Desapareció Sol Bueno y yo salí de mi choza sin rumbo fijo, pero mis pasos me llevaron a la ribera del río. Con los ojos busqué por todo el playón. En una punta, sentados bajo una manta que habían puesto para el sol, estaban la señorita Johnes y Godínez, hablando en voz baja, la cabeza de ella apoyada en el hombro de él. Me era necesario saber qué premeditaban, así que volví a meterme en la espesura, y con grandes precauciones me acerqué al lugar donde estaban sin ser notado por ellos. Bajo un caulote me acomodé y me puse a escuchar.

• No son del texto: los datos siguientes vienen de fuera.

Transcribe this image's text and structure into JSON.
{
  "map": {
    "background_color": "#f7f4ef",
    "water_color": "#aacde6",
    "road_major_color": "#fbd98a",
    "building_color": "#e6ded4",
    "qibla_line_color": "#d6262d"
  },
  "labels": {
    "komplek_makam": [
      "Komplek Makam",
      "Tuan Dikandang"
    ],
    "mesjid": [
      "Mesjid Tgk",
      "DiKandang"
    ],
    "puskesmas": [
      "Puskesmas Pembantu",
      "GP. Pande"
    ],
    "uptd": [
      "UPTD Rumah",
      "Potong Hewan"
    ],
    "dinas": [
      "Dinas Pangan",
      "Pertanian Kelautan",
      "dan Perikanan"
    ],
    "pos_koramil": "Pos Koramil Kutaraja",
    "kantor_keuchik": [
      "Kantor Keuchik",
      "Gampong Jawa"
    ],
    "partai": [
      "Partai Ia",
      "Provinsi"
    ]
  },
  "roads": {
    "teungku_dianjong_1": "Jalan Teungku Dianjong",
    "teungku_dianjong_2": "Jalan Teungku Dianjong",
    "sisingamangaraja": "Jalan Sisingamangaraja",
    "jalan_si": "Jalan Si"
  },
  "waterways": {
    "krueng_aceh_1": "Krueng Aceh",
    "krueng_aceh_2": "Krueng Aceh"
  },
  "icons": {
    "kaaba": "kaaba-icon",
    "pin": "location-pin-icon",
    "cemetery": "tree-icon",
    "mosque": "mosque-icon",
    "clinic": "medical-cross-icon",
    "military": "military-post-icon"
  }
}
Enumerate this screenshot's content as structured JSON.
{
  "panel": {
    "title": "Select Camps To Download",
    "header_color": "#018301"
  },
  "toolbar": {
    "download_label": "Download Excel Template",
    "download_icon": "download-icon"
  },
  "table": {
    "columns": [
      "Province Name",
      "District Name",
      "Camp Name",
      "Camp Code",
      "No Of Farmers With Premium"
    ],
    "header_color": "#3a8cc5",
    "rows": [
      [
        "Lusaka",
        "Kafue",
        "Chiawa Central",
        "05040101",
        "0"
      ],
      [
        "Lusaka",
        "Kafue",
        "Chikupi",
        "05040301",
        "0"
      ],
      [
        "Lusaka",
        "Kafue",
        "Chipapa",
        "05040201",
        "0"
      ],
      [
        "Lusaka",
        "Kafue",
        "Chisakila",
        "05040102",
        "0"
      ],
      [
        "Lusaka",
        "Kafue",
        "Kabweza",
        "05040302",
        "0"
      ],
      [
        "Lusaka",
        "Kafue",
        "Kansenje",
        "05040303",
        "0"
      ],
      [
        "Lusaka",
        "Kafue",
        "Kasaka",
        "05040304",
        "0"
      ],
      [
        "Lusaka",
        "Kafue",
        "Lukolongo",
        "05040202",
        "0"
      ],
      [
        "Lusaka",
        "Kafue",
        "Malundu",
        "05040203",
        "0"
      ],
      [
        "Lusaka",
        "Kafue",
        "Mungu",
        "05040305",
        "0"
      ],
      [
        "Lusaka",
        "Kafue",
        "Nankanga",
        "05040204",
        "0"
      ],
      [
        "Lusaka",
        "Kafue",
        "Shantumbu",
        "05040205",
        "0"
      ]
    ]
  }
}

Mas para nada hablaban de lo que yo les había dicho ni de la muerte que tan cerca tenía él: hablaban de amor y de su vida futura. Por no hacer ruido no quise retirarme y tuve que escuchar, durante toda una hora, las palabras necias que les nacían del corazón. Por fin se levantaron para irse y yo me pude retirar.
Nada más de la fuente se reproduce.